Answer
Convergent $\;,\;$ $\Large\frac{-π}{8}$
Work Step by Step
Let \[I=\int_{-\infty}^{0}\frac{z}{z^4+4}dz\]
\[I=\lim_{t\rightarrow -\infty}\int_{t}^{0}\frac{z}{z^4+4}dz\;\;\;\ldots (1)\]
Let \[I_1=\int\frac{z}{z^4+4}dz\]
Substitute $\; z^2=r\;\;\;\ldots (2)$
\[\Rightarrow 2zdz=dr\]
\[I_1=\frac{1}{2}\int\frac{dr}{r^2+4}\]
\[I_1=\frac{1}{2}\times\frac{1}{2}\tan^{-1}\frac{r}{2}\]
From (2)
\[I_1=\frac{1}{4}\tan^{-1}\frac{z^2}{2}\;\;\;\ldots (3)\]
Using (3) in (1)
\[I=\lim_{t\rightarrow -\infty}\left[\frac{1}{4}\tan^{-1}\frac{z^2}{2}\right]_{t}^{0}\]

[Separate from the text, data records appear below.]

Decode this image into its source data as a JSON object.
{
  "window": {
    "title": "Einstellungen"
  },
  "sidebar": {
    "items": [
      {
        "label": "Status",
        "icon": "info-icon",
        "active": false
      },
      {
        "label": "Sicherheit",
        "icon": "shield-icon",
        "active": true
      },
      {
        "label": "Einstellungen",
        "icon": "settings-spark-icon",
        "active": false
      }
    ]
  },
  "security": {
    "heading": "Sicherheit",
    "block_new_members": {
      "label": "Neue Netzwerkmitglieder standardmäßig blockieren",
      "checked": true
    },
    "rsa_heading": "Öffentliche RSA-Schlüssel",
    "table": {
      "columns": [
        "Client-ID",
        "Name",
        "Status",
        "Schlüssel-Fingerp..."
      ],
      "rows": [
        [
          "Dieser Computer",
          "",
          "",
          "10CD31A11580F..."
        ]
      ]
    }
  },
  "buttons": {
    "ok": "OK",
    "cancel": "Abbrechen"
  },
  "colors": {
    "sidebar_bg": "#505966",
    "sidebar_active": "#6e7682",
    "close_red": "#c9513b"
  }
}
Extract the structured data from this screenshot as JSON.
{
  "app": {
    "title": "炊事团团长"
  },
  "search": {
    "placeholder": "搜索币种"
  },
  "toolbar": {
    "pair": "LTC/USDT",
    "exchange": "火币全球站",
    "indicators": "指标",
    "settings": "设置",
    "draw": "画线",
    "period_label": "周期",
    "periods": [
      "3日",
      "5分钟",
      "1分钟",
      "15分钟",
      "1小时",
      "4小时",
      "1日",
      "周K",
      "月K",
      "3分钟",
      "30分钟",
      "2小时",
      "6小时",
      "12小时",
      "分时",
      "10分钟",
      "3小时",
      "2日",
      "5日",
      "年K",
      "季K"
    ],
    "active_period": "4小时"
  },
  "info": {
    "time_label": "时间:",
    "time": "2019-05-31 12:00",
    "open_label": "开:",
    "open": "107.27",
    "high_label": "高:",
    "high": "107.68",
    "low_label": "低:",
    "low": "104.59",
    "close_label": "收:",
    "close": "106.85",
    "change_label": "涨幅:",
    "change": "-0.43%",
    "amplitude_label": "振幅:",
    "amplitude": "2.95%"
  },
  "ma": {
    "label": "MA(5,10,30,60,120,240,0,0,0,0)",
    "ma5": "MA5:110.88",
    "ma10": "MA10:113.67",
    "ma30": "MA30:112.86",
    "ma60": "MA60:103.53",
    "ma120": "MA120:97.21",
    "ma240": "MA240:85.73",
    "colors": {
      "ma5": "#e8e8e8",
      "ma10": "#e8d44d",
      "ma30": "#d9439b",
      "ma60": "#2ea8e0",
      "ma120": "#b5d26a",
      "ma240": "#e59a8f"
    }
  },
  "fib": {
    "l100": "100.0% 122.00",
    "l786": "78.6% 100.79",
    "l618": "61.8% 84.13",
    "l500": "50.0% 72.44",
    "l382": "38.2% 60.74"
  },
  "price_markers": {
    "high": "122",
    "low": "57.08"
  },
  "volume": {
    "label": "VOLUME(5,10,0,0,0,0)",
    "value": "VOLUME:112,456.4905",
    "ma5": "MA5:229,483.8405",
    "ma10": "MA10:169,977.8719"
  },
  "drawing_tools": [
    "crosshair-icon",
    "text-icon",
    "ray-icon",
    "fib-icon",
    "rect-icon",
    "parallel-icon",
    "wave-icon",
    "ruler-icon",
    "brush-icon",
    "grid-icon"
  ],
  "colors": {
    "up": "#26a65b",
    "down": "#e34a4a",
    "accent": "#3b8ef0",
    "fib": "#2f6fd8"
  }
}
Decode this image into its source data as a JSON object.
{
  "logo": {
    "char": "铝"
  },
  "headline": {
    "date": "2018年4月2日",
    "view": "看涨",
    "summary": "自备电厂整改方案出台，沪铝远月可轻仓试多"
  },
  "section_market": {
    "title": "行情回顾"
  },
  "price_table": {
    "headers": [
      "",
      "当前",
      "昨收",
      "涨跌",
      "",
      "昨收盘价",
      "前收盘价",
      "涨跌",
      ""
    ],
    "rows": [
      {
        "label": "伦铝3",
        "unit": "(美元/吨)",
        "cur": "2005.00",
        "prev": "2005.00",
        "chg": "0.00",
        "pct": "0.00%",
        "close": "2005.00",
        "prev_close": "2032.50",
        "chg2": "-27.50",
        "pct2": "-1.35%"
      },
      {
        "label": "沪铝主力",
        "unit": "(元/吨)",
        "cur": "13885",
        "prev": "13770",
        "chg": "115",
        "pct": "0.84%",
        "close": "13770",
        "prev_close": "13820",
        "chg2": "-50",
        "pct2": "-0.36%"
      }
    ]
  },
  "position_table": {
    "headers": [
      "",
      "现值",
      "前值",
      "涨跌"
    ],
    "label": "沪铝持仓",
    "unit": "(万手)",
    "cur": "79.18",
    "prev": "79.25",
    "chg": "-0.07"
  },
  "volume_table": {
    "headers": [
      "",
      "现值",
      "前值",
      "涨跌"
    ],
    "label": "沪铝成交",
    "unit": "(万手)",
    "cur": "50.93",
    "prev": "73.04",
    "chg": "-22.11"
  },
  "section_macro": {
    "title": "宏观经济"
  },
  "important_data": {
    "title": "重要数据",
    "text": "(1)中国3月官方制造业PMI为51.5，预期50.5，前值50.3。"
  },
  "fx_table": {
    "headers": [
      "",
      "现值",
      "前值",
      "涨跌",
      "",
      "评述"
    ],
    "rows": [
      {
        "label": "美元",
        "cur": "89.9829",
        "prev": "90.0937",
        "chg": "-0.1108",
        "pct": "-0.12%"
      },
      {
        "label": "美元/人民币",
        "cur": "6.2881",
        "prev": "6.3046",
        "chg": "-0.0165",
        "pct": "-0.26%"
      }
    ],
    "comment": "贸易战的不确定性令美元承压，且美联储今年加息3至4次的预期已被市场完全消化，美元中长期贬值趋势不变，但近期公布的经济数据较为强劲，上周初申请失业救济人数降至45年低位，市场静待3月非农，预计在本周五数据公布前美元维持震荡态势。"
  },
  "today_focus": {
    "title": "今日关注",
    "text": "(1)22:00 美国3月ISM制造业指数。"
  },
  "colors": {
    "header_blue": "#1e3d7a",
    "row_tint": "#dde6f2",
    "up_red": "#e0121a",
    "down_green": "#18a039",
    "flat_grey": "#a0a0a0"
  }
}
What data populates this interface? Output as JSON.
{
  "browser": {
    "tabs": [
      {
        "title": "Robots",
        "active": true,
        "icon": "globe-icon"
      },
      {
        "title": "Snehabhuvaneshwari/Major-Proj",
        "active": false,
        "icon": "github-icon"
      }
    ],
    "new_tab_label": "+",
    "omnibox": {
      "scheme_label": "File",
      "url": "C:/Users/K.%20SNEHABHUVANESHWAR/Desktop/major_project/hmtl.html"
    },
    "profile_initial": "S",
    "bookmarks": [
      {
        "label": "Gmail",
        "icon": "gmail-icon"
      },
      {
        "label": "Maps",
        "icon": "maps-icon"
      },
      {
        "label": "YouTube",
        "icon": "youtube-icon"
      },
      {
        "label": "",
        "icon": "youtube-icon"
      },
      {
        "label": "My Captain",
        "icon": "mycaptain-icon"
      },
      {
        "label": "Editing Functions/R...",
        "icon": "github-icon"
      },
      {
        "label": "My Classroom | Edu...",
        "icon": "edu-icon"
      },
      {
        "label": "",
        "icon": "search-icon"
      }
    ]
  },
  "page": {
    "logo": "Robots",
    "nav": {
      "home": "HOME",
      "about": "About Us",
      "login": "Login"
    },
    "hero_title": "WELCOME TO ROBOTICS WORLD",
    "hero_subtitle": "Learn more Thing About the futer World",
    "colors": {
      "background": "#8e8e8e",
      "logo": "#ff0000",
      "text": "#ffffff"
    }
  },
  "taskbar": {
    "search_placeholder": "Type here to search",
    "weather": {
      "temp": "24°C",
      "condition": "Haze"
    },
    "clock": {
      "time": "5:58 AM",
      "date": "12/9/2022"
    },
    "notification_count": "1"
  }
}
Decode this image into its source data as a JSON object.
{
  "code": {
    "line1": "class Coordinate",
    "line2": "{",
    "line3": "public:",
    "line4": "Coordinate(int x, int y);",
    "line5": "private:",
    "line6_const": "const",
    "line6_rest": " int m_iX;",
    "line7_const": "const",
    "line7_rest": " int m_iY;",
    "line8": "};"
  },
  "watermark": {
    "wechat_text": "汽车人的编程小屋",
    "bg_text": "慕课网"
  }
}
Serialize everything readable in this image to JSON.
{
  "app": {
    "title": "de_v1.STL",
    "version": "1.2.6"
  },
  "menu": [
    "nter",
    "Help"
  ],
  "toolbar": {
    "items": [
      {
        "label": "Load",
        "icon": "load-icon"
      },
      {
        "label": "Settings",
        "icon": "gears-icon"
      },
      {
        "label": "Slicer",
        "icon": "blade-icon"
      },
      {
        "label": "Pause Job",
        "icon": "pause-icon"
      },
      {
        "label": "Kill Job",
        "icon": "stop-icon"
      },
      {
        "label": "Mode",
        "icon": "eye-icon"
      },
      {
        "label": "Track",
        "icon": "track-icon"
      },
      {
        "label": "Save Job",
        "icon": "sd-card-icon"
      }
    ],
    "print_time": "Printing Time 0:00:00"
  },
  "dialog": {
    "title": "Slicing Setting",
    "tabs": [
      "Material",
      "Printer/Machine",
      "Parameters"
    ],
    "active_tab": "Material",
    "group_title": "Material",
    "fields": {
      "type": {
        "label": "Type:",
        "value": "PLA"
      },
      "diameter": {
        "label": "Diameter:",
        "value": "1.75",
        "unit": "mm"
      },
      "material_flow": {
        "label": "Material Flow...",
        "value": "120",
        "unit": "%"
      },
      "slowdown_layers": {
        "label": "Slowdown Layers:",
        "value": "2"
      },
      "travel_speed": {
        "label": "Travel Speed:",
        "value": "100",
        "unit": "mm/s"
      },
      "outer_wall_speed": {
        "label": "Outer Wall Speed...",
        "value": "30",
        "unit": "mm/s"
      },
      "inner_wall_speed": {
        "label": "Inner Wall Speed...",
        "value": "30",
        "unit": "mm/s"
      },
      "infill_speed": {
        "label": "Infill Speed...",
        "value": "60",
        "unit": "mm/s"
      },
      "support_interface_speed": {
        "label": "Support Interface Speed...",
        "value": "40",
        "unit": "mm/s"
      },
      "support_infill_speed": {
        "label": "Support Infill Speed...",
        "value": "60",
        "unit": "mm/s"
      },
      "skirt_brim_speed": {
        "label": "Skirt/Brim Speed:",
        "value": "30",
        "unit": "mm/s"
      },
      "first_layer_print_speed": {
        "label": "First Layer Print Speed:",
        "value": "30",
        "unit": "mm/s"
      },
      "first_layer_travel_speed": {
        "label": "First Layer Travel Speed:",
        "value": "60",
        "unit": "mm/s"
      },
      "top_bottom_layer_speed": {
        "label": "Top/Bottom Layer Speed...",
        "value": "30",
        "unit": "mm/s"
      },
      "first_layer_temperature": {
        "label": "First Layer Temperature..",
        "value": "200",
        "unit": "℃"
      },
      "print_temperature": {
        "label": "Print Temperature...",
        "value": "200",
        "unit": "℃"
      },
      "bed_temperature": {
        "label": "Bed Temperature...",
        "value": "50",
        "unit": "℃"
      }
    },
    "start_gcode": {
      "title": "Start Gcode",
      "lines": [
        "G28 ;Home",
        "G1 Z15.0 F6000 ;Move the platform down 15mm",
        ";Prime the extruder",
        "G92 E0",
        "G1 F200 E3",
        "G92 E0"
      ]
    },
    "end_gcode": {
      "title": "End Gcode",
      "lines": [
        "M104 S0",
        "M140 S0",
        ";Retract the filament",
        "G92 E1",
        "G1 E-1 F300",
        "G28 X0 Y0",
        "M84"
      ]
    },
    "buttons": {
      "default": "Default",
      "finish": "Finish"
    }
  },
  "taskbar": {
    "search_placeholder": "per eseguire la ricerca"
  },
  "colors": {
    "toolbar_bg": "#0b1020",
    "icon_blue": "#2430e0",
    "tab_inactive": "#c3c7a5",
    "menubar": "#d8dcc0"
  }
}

\[I=\lim_{t\rightarrow -\infty}\left[\frac{1}{4}(0)-\frac{1}{4}\tan^{-1}\frac{t^2}{2}\right]\]
\[I=\frac{-1}{4}\times\frac{π}{2}\]
\[I=\frac{-π}{8}\]
Since limit on R.H.S. of (1) exists so $I$ is convergent
and
\[I=\frac{-π}{8}.\]